Summary
Diphtheria is a historical and vaccine preventable disease (VPD) that is on the rise. Diphtheria vaccine, a toxoid formulation, which is part of every nation’s childhood vaccination program and diphtheria anti toxin (DAT), used in treating severe diphtheria, are both based on just one strain type.
We recently discovered several new variants of diphtheria toxin (DT) with mutations that highly impact the structure of diphtheria toxin. Most of the significant toxin mutations were found in strains collected from India, where the highest number of diphtheria cases have been consistently reported over the last few years.
In this project, we would sequence and analyse a collection of 506 Corynebacterium diphtheriae strains, isolated from patients in India since 2015. The isolates representing toxin variants would be selected for DT expression and purification. Any change in toxin variants’ binding efficiency against the currently used DAT would be assessed and the data from this study would be used as a proof-of-concept for bigger global study.
This work is likely to encourage a long pending dialogue on re-assessing both diphtheria vaccine and treatment landscapes.
Project Outcomes
Diphtheria is a historical and vaccine preventable disease (VPD) that is on the rise. Diphtheria vaccine, a toxoid formulation, which is part of every nation’s childhood vaccination program and diphtheria anti toxin (DAT), used in treating severe diphtheria, are both based on just one strain - PW8.

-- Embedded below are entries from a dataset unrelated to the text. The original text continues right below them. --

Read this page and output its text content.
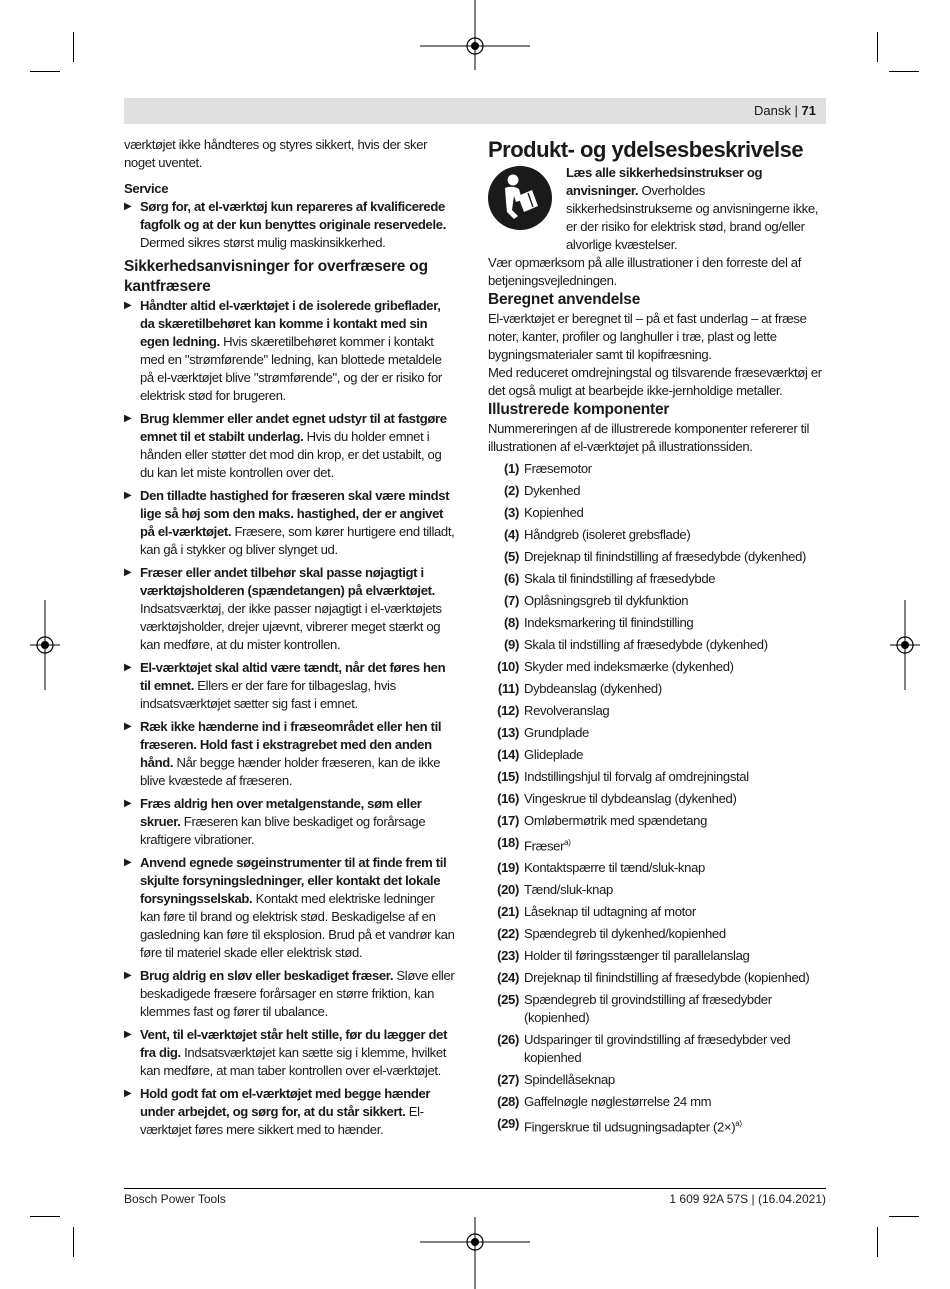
Dansk | 71

værktøjet ikke håndteres og styres sikkert, hvis der sker noget uventet.

Service

▶ Sørg for, at el-værktøj kun repareres af kvalificerede fagfolk og at der kun benyttes originale reservedele. Dermed sikres størst mulig maskinsikkerhed.

Sikkerhedsanvisninger for overfræsere og kantfræsere

▶ Håndter altid el-værktøjet i de isolerede gribeflader, da skæretilbehøret kan komme i kontakt med sin egen ledning. Hvis skæretilbehøret kommer i kontakt med en "strømførende" ledning, kan blottede metaldele på el-værktøjet blive "strømførende", og der er risiko for elektrisk stød for brugeren.
▶ Brug klemmer eller andet egnet udstyr til at fastgøre emnet til et stabilt underlag. Hvis du holder emnet i hånden eller støtter det mod din krop, er det ustabilt, og du kan let miste kontrollen over det.
▶ Den tilladte hastighed for fræseren skal være mindst lige så høj som den maks. hastighed, der er angivet på el-værktøjet. Fræsere, som kører hurtigere end tilladt, kan gå i stykker og bliver slynget ud.
▶ Fræser eller andet tilbehør skal passe nøjagtigt i værktøjsholderen (spændetangen) på elværktøjet. Indsatsværktøj, der ikke passer nøjagtigt i el-værktøjets værktøjsholder, drejer ujævnt, vibrerer meget stærkt og kan medføre, at du mister kontrollen.
▶ El-værktøjet skal altid være tændt, når det føres hen til emnet. Ellers er der fare for tilbageslag, hvis indsatsværktøjet sætter sig fast i emnet.
▶ Ræk ikke hænderne ind i fræseområdet eller hen til fræseren. Hold fast i ekstragrebet med den anden hånd. Når begge hænder holder fræseren, kan de ikke blive kvæstede af fræseren.
▶ Fræs aldrig hen over metalgenstande, søm eller skruer. Fræseren kan blive beskadiget og forårsage kraftigere vibrationer.
▶ Anvend egnede søgeinstrumenter til at finde frem til skjulte forsyningsledninger, eller kontakt det lokale forsyningsselskab. Kontakt med elektriske ledninger kan føre til brand og elektrisk stød. Beskadigelse af en gasledning kan føre til eksplosion. Brud på et vandrør kan føre til materiel skade eller elektrisk stød.
▶ Brug aldrig en sløv eller beskadiget fræser. Sløve eller beskadigede fræsere forårsager en større friktion, kan klemmes fast og fører til ubalance.
▶ Vent, til el-værktøjet står helt stille, før du lægger det fra dig. Indsatsværktøjet kan sætte sig i klemme, hvilket kan medføre, at man taber kontrollen over el-værktøjet.
▶ Hold godt fat om el-værktøjet med begge hænder under arbejdet, og sørg for, at du står sikkert. El-værktøjet føres mere sikkert med to hænder.

Produkt- og ydelsesbeskrivelse

Læs alle sikkerhedsinstrukser og anvisninger. Overholdes sikkerhedsinstrukserne og anvisningerne ikke, er der risiko for elektrisk stød, brand og/eller alvorlige kvæstelser.

Vær opmærksom på alle illustrationer i den forreste del af betjeningsvejledningen.

Beregnet anvendelse

El-værktøjet er beregnet til – på et fast underlag – at fræse noter, kanter, profiler og langhuller i træ, plast og lette bygningsmaterialer samt til kopifræsning.

Med reduceret omdrejningstal og tilsvarende fræseværktøj er det også muligt at bearbejde ikke-jernholdige metaller.

Illustrerede komponenter

Nummereringen af de illustrerede komponenter refererer til illustrationen af el-værktøjet på illustrationssiden.

(1) Fræsemotor
(2) Dykenhed
(3) Kopienhed
(4) Håndgreb (isoleret grebsflade)
(5) Drejeknap til finindstilling af fræsedybde (dykenhed)
(6) Skala til finindstilling af fræsedybde
(7) Oplåsningsgreb til dykfunktion
(8) Indeksmarkering til finindstilling
(9) Skala til indstilling af fræsedybde (dykenhed)
(10) Skyder med indeksmærke (dykenhed)
(11) Dybdeanslag (dykenhed)
(12) Revolveranslag
(13) Grundplade
(14) Glideplade
(15) Indstillingshjul til forvalg af omdrejningstal
(16) Vingeskrue til dybdeanslag (dykenhed)
(17) Omløbermøtrik med spændetang
(18) Fræser$^{a)}$
(19) Kontaktspærre til tænd/sluk-knap
(20) Tænd/sluk-knap
(21) Låseknap til udtagning af motor
(22) Spændegreb til dykenhed/kopienhed
(23) Holder til føringsstænger til parallelanslag
(24) Drejeknap til finindstilling af fræsedybde (kopienhed)
(25) Spændegreb til grovindstilling af fræsedybder (kopienhed)
(26) Udsparinger til grovindstilling af fræsedybder ved kopienhed
(27) Spindellåseknap
(28) Gaffelnøgle nøglestørrelse 24 mm
(29) Fingerskrue til udsugningsadapter $(2\times)^{a)}$
Bosch Power Tools	1 609 92A 57S | (16.04.2021)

Recently, we identified 18 different variants of diphtheria toxin (DT) with few having the mutations that had a high, moderate, or low impact on the structure of the toxin. The majority of these toxin variants were discovered in strains obtained from India, where the biggest number of cases of diphtheria have consistently been recorded over the past few years. Although AMR is not a concern right now, administering first-line empirical antibiotics as a treatment option will likely become more challenging in the years to come due to the evolving resistance trend.

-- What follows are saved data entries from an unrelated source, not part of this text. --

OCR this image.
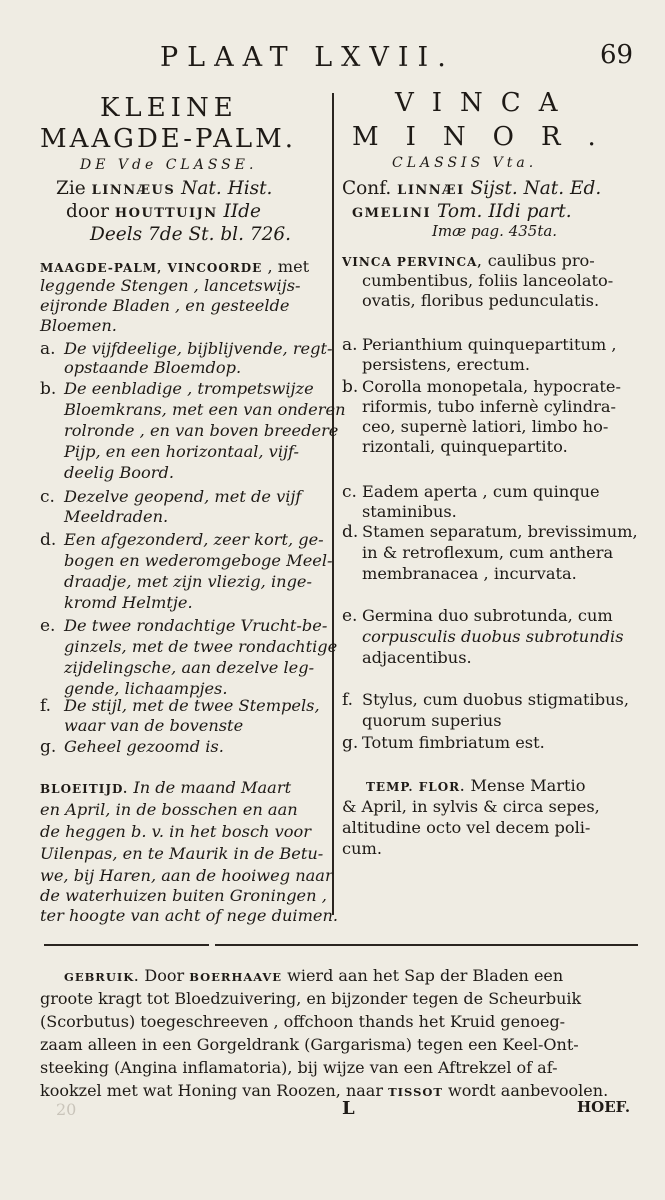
PLAAT LXVII.	69
KLEINE
MAAGDE-PALM.
DE Vde CLASSE.
Zie LINNÆUS Nat. Hist.
door HOUTTUIJN IIde
Deels 7de St. bl. 726.
MAAGDE-PALM, VINCOORDE , met
leggende Stengen , lancetswijs-
eijronde Bladen , en gesteelde
Bloemen.
a. De vijfdeelige, bijblijvende, regt-
opstaande Bloemdop.
b. De eenbladige , trompetswijze
Bloemkrans, met een van onderen
rolronde , en van boven breedere
Pijp, en een horizontaal, vijf-
deelig Boord.
c. Dezelve geopend, met de vijf
Meeldraden.
d. Een afgezonderd, zeer kort, ge-
bogen en wederomgeboge Meel-
draadje, met zijn vliezig, inge-
kromd Helmtje.
e. De twee rondachtige Vrucht-be-
ginzels, met de twee rondachtige
zijdelingsche, aan dezelve leg-
gende, lichaampjes.
f. De stijl, met de twee Stempels,
waar van de bovenste
g. Geheel gezoomd is.
BLOEITIJD. In de maand Maart
en April, in de bosschen en aan
de heggen b. v. in het bosch voor
Uilenpas, en te Maurik in de Betu-
we, bij Haren, aan de hooiweg naar
de waterhuizen buiten Groningen ,
ter hoogte van acht of nege duimen.
VINCA
MINOR.
CLASSIS Vta.
Conf. LINNÆI Sijst. Nat. Ed.
GMELINI Tom. IIdi part.
Imæ pag. 435ta.
VINCA PERVINCA, caulibus pro-
cumbentibus, foliis lanceolato-
ovatis, floribus pedunculatis.
a. Perianthium quinquepartitum ,
persistens, erectum.
b. Corolla monopetala, hypocrate-
riformis, tubo infernè cylindra-
ceo, supernè latiori, limbo ho-
rizontali, quinquepartito.
c. Eadem aperta , cum quinque
staminibus.
d. Stamen separatum, brevissimum,
in & retroflexum, cum anthera
membranacea , incurvata.
e. Germina duo subrotunda, cum
corpusculis duobus subrotundis
adjacentibus.
f. Stylus, cum duobus stigmatibus,
quorum superius
g. Totum fimbriatum est.
TEMP. FLOR. Mense Martio
& April, in sylvis & circa sepes,
altitudine octo vel decem poli-
cum.
GEBRUIK. Door BOERHAAVE wierd aan het Sap der Bladen een
groote kragt tot Bloedzuivering, en bijzonder tegen de Scheurbuik
(Scorbutus) toegeschreeven , offchoon thands het Kruid genoeg-
zaam alleen in een Gorgeldrank (Gargarisma) tegen een Keel-Ont-
steeking (Angina inflamatoria), bij wijze van een Aftrekzel of af-
kookzel met wat Honing van Roozen, naar TISSOT wordt aanbevoolen.
L	HOEF.
20
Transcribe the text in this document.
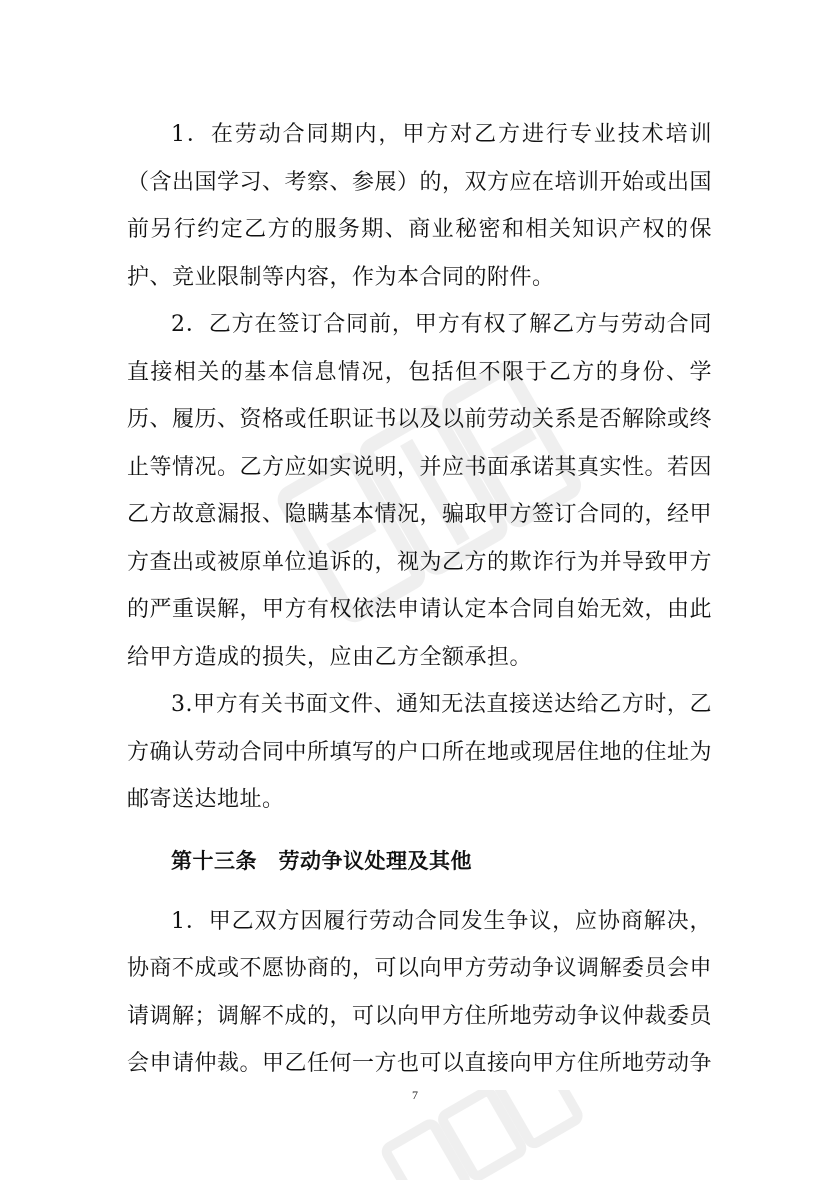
1．在劳动合同期内，甲方对乙方进行专业技术培训（含出国学习、考察、参展）的，双方应在培训开始或出国前另行约定乙方的服务期、商业秘密和相关知识产权的保护、竞业限制等内容，作为本合同的附件。

2．乙方在签订合同前，甲方有权了解乙方与劳动合同直接相关的基本信息情况，包括但不限于乙方的身份、学历、履历、资格或任职证书以及以前劳动关系是否解除或终止等情况。乙方应如实说明，并应书面承诺其真实性。若因乙方故意漏报、隐瞒基本情况，骗取甲方签订合同的，经甲方查出或被原单位追诉的，视为乙方的欺诈行为并导致甲方的严重误解，甲方有权依法申请认定本合同自始无效，由此给甲方造成的损失，应由乙方全额承担。

3.甲方有关书面文件、通知无法直接送达给乙方时，乙方确认劳动合同中所填写的户口所在地或现居住地的住址为邮寄送达地址。

第十三条　劳动争议处理及其他

1．甲乙双方因履行劳动合同发生争议，应协商解决，协商不成或不愿协商的，可以向甲方劳动争议调解委员会申请调解；调解不成的，可以向甲方住所地劳动争议仲裁委员会申请仲裁。甲乙任何一方也可以直接向甲方住所地劳动争

7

We were able to successfully identify seven distinct toxin variants that may have an impact on existing treatment options, and those that represented the toxin protein mutation were DT expressed and purified. Our findings from the BactiVac project indicate that DAT produced against the PW8 vaccination strain of C. diphtheriae has a decreased affinity for the diphtheria toxin variants of C. diphtheriae and all C. ulcerans. Based on this in-vitro evidence and the increasing incidence of strains with such toxin variants raises the possibility of vaccine escape and lower antitoxin treatment efficacy globally.
Using the results of this study as a proof-of-concept, we have recently been able to secure additional funding from ICMR (an Indian funding organisation) for a period of three years. The funding will allow screening and sequencing of more diphtheria toxin variant strains.